J'ai fait une demande de prêt auprès d'une association privée de financement pour le montant de 1500 dinars. Ma demande a été rejetée et pour cause je n'ai pas de garantie. » Scandaleux ! Quel genre d'organisme c'est cette association ? Cette structure n'a-t-elle pas été mise au point dans l'unique but d'aider des personnes telles que Farouk dont la situation sociale est précaire et nécessite leur intervention ? Tout cela construisait peu à peu le foyer de la révolte contre l'injustice et la disparité sociale exhortant ainsi Abdallah et ses semblables à se donner à la mort dans l'espoir ultime d'une vie meilleure et de mettre à l'abri les siens.

Bateau brisé en deux

Farouk continue dans un flux tourmenté par sa douleur de nous faire part des circonstances de la disparition de son fils et son beau frère. « Lorsque le bateau qui les transportait fut percuté par celui de la gendarmerie marine, il a été brisé en deux. Les Harragas se sont retrouvés en plein océan, certains ont été blessés, d'autres se sont noyés aussitôt, et puis d'autres ont pu s'échoir au rivage de justesse. »
La revendication de Farouk est on peut plus légitime : pourquoi, en effet, les autorités ont-elles agi de cette manière ? Quelles motivations dévergondées et malsaines derrière pareille ruade ? L'on pourrait, en fait, croire à un véritable attrape-nigauds.

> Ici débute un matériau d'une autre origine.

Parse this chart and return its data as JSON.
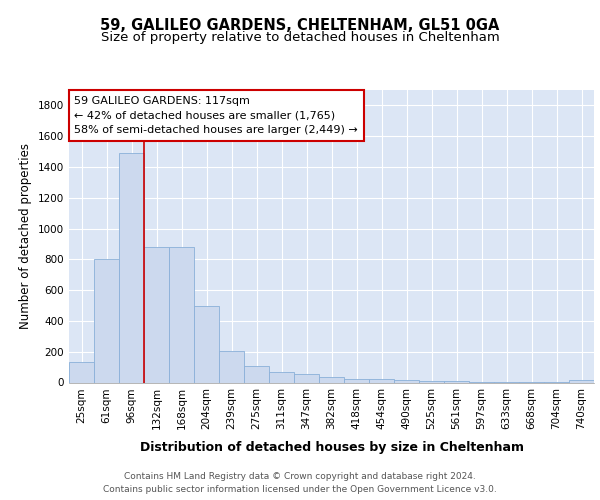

Farouk continue son récit : « je suis allé à Sfax pour avoir des nouvelles. Au port, où j'ai rencontré les gardes de côtes, on m'a dit que la mer est agitée, qu'il y a deux bateaux et que les recherches se font à proximité avec des rayons laser, rien de plus. Je leur ai demandé comment ils peuvent être aussi indifférents et restrictifs, il s'agit de nos enfants, notre chair et notre sang, mais ils avaient l'air de ne pas accorder plus d'intérêt que cela. »
Farouk avec d'autres familles d'une vingtaine de disparus, ont décidé de mener une action en justice afin de mieux comprendre ce qui s'est réellement passé et surtout que justice soit rendue. Les Harragas sont en délit, il n'y a pas l'ombre d'un doute la dessus. Seulement voilà, cela est-il un motif péremptoire justifiant l'abstention garnie de flegme des autorités de réagir dans l'urgence pour sauver nos enfants ?
Nous avons appris, par ailleurs, que le bateau sur lequel les clandestins ont embarqué est neuf, il date de deux ou trois ans, il a une bonne capacité et ne déplorait pas de problèmes techniques quelconques.
« Malgré sans papiers, je mène la belle vie », voilà ce que disent une ribambelle de Harragas. Partis pour une pérégrination dont l'issue demeure brouillardeuse. Car il est connu que ces clandestins se livrent à des activités illicites et illégales pour un gain rapide et onéreux. Partis vers l'inconnu, les Harragas n'ont pour seule boussole, que leurs familles, ces personnes chères à leurs cœurs.
Nous plions la route, ruminant des pensées cafardeuses ; en fait, nous avons peur pour la jeunesse de la Tunisie. Une jeunesse fichtrement désabusée par un fléau appelé chômage.